Facebook, Apple, and Google are certainly, beyond any argument, “relevant” companies. To pick a few other examples, so are LinkedIn, Twilio, Salesforce, and Twitter, because of how important they all are to the current generation of technologies and platforms that are shaping how technology is evolving.

On the other hand, Intel — for example — is sort of a neutral signal on your resume. Oracle might even be slightly negative unless you worked in a very specialized or hot engineering discipline (like scaling up hardware manufacturing, or designing chips for routers, or — right now — machine learning or blockchain tech). Ditto for HP, eBay, and nVidia. These are all very successful companies, and can be wonderful places to work, but they aren’t generally perceived as great proof points on your resume.

Hunter Walk wrote a post a few years ago that advises new graduates to seek out a job at a mid-stage startup. His perspective is very much worth reading if you’re thinking about all of this.
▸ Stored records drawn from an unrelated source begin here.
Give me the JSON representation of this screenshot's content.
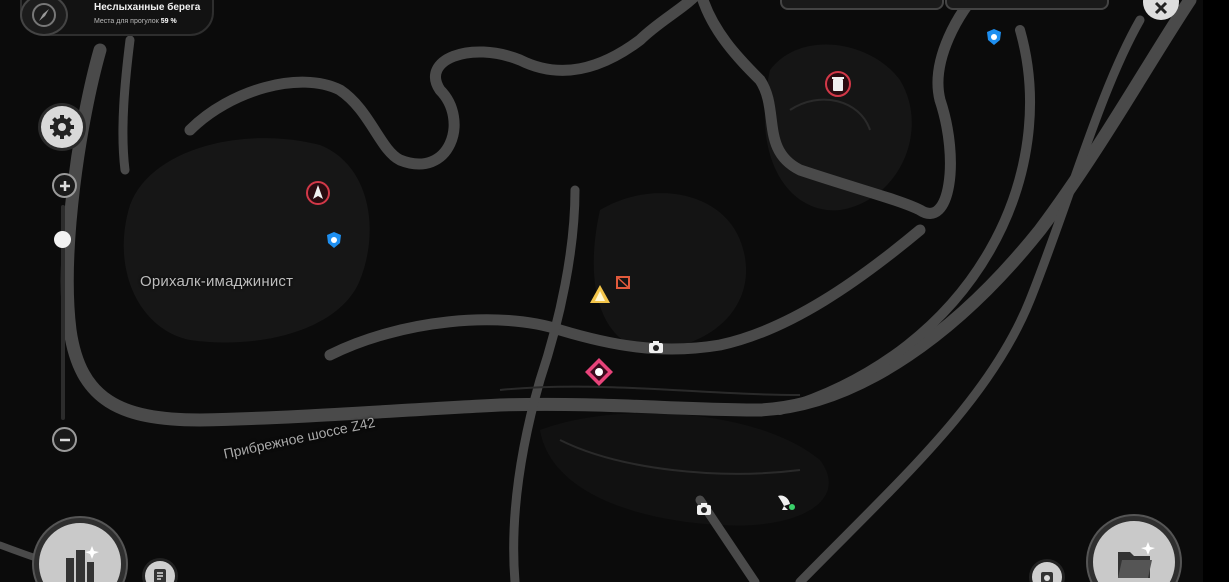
{
  "area": {
    "name": "Неслыханные берега",
    "progress_label": "Места для прогулок",
    "progress_value": "59 %"
  },
  "map_labels": {
    "region": "Орихалк-имаджинист",
    "road": "Прибрежное шоссе Z42"
  },
  "zoom": {
    "level": 0.84
  },
  "colors": {
    "background": "#0b0b0b",
    "road": "#4a4a4a",
    "terrain": "#161616",
    "poi_blue": "#1e8ff0",
    "poi_red": "#d23848",
    "poi_pink": "#e8437a",
    "poi_yellow": "#f3c54a"
  },
  "icons": [
    "compass-icon",
    "gear-icon",
    "plus-icon",
    "minus-icon",
    "close-icon",
    "city-icon",
    "folder-icon",
    "notes-icon",
    "photo-icon",
    "rocket-icon",
    "blue-shield-icon",
    "trash-bin-icon",
    "bell-icon",
    "crate-icon",
    "camera-icon",
    "pink-diamond-icon",
    "satellite-dish-icon"
  ]
}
Job security isn’t as different as you probably think.

Lots of people think that working at a big company means job security, and working at a startup doesn’t. The second part is definitely correct! But the first part isn’t nearly as true as it once was.

Big companies have layoffs all the time.

It’s definitely harder to get yourself fired for poor performance at most big companies than it is at most startups, but if you’re worried about getting fired for cause, this post wasn’t written for you.

At the margin, if job security is a big, big concern for you, it probably does make sense to choose a job at a publicly traded company. But don’t assume that big companies provide automatic job protection, these days.


There are a lot of good jobs at technology companies in the Bay Area, so people often move here from other places (and from other industries) for work.

If you have multiple job offers, or the flexibility to take some time in your job search, congratulations!

You may want to be part of a very small team at an early stage startup and learn what working towards “product-market fit” entails. Or you may want to work at a growth-stage startup that scales from a few dozen to a few hundred people while you’re there. Or you may want to work at a larger company and have the advantages of a stable, profitable company backing everything you do. There’s no wrong answer.